Releasing capital, fast

Hotels range from small, family-run establishments, to larger, franchise-owned mega buildings. The plot of land where they stand might be worth millions, and when considering the furnishings, equipment, ornaments, furniture, etc., the value of a hotel site might run into the billions. The problem is if the hotel has no guests, all that value is locked unto itself. In fact, it costs a lot of money just to have the place open, in terms of staff, energy consumption, water, etc.

During COVID-19, millions of hotel rooms remained dormant for the better part of two years, with many hotels looking for different ways to unlock all this locked capital. In this situation, the hotel owner could just sell the property, but this would mean finding a buyer, which is easier said than done, particularly in times of uncertainty. And if the property is sold, the hotel would obviously be in the hands of somebody else. This might not be in the seller’s best interest.

Tokenisation would enable the hotel owner to sell part of the hotel, by digitising the hotel’s assets through blockchain technology. Once the digital version of the hotel is uploaded to the chain in the form of tokens, the owner can begin selling these assets to different buyers. People would effectively own part of a hotel. The blockchain would keep all the information transparent and secure. So, the hotelier can track which tokens are sold, to whom, and at what price.

In this scenario, tokenisation enables the fragmentation of the sale (rather than selling the entire hotel to one person). This means that every investor retains what is called fractional ownership. In other words, you no longer need to be an eccentric billionaire to own a hotel. Or part of it, anyway.

Tokenisation-as-a-service

Tokenising a hotel opens up brand new possibilities for turning a profit via blockchain, including tokenisation-as-a-service.
The digitisation process creates a perfect replica of the hotel on the blockchain, a ‘digital twin’, if you will. Using smart contracts, several specialised platforms now enable this virtual representation of your establishment to manage daily tasks.

These include maintenance, supplies, etc. through third-party contractors, for example. This has an immediate and obvious benefit: cost reduction, by a great margin. The hotel manager (the human one) can delegate all these tasks to the digital twin, and focus on more pressing matters.
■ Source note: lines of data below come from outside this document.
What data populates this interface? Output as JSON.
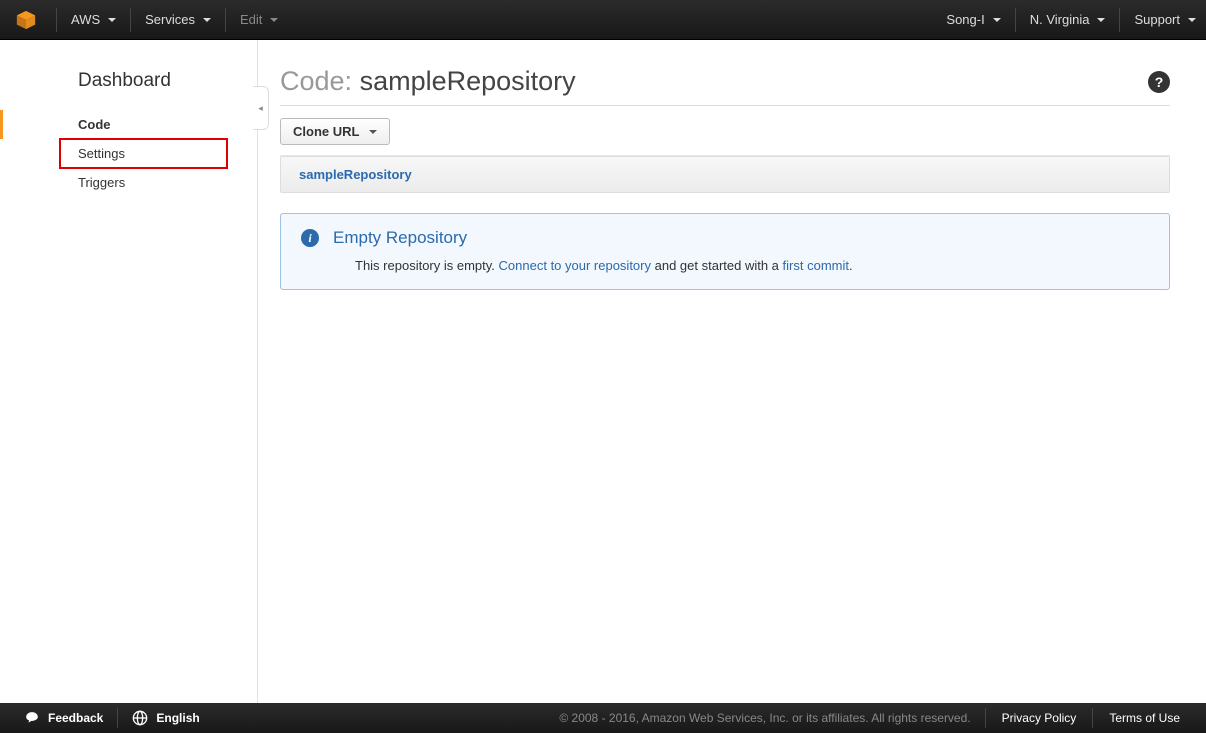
{
  "topnav": {
    "aws": "AWS",
    "services": "Services",
    "edit": "Edit",
    "user": "Song-I",
    "region": "N. Virginia",
    "support": "Support"
  },
  "sidebar": {
    "title": "Dashboard",
    "items": [
      {
        "label": "Code"
      },
      {
        "label": "Settings"
      },
      {
        "label": "Triggers"
      }
    ]
  },
  "page": {
    "title_prefix": "Code: ",
    "title_name": "sampleRepository",
    "clone_btn": "Clone URL",
    "breadcrumb_repo": "sampleRepository"
  },
  "info": {
    "heading": "Empty Repository",
    "text_pre": "This repository is empty. ",
    "link1": "Connect to your repository",
    "text_mid": " and get started with a ",
    "link2": "first commit",
    "text_post": "."
  },
  "footer": {
    "feedback": "Feedback",
    "language": "English",
    "copyright": "© 2008 - 2016, Amazon Web Services, Inc. or its affiliates. All rights reserved.",
    "privacy": "Privacy Policy",
    "terms": "Terms of Use"
  }
}
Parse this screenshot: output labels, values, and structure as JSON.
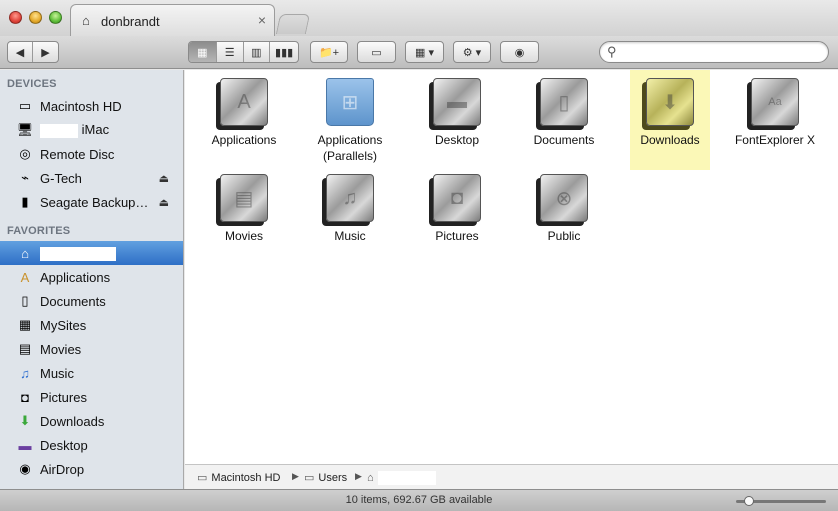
{
  "window": {
    "tab_title": "donbrandt",
    "tab_close": "×"
  },
  "toolbar": {
    "back": "◀",
    "forward": "▶",
    "view_icon": "▦",
    "view_list": "☰",
    "view_columns": "▥",
    "view_coverflow": "▮▮▮",
    "new_folder": "📁+",
    "toggle": "▭",
    "arrange": "▦ ▾",
    "action": "⚙ ▾",
    "quicklook": "◉",
    "search_placeholder": ""
  },
  "sidebar": {
    "devices_header": "DEVICES",
    "devices": [
      {
        "label": "Macintosh HD",
        "icon": "harddisk-icon"
      },
      {
        "label": "iMac",
        "icon": "imac-icon"
      },
      {
        "label": "Remote Disc",
        "icon": "disc-icon"
      },
      {
        "label": "G-Tech",
        "icon": "drive-icon",
        "eject": "⏏"
      },
      {
        "label": "Seagate Backup…",
        "icon": "drive-icon",
        "eject": "⏏"
      }
    ],
    "favorites_header": "FAVORITES",
    "favorites": [
      {
        "label": "",
        "icon": "home-icon"
      },
      {
        "label": "Applications",
        "icon": "applications-icon"
      },
      {
        "label": "Documents",
        "icon": "documents-icon"
      },
      {
        "label": "MySites",
        "icon": "mysites-icon"
      },
      {
        "label": "Movies",
        "icon": "movies-icon"
      },
      {
        "label": "Music",
        "icon": "music-icon"
      },
      {
        "label": "Pictures",
        "icon": "pictures-icon"
      },
      {
        "label": "Downloads",
        "icon": "downloads-icon"
      },
      {
        "label": "Desktop",
        "icon": "desktop-icon"
      },
      {
        "label": "AirDrop",
        "icon": "airdrop-icon"
      }
    ]
  },
  "content": {
    "items": [
      {
        "label": "Applications",
        "icon": "applications-folder-icon"
      },
      {
        "label": "Applications (Parallels)",
        "icon": "parallels-folder-icon"
      },
      {
        "label": "Desktop",
        "icon": "desktop-folder-icon"
      },
      {
        "label": "Documents",
        "icon": "documents-folder-icon"
      },
      {
        "label": "Downloads",
        "icon": "downloads-folder-icon"
      },
      {
        "label": "FontExplorer X",
        "icon": "fontexplorer-folder-icon"
      },
      {
        "label": "Movies",
        "icon": "movies-folder-icon"
      },
      {
        "label": "Music",
        "icon": "music-folder-icon"
      },
      {
        "label": "Pictures",
        "icon": "pictures-folder-icon"
      },
      {
        "label": "Public",
        "icon": "public-folder-icon"
      }
    ]
  },
  "pathbar": {
    "crumbs": [
      "Macintosh HD",
      "Users",
      ""
    ],
    "sep": "▶"
  },
  "statusbar": {
    "text": "10 items, 692.67 GB available"
  }
}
Tokenisation-as-a-service saves a whole lot of money and frees up a great deal of time.

How to tokenise your hotel: NFTs or FTs?

In the hotel industry, these differences can be explained through the example of tokenising a hotel. Let’s say you want to tokenise ownership of the hotel with fungible tokens, you can, for example, create a 100.000 hotel tokens, and each token represents ownership of 1/100.000 of the hotel. Every hotel token is the same and can be easily traded as each token has the same value.

As described above, tokenisation (in blockchain) is essentially the process of representing a certain item with one or more tokens, and it can be done in two ways, namely through fungible tokens and non-fungible tokens. Fungible tokens are interchangeable, for example every euro is the same as every other euro. Non-fungible tokens (NFTs) are all unique and can have different values, such as different art pieces or different car parts, etc.

But you can also tokenise ownership of a hotel with non-fungible tokens. In this case you could tokenise the hotel rooms, the hotel restaurant, the hotel ground, etc. Each of these assets has a different value and people could then buy these individual assets rather than a fraction of the whole hotel. To make things even more interesting, you could then also tokenise high-value assets such as the ground of the hotel for example, using fungible tokens.

In this example both ways of tokenisation are used to fractionalise ownership, just in different ways. But they can coexist and work together.

Conclusion

Whether it’s a relatively small family-owned hotel, or a location of a major hotel franchise, tokenising hotels, or hotel rooms, creates real investment opportunities for small to medium investors. And from the hotelier’s perspective, it’s a win-win situation.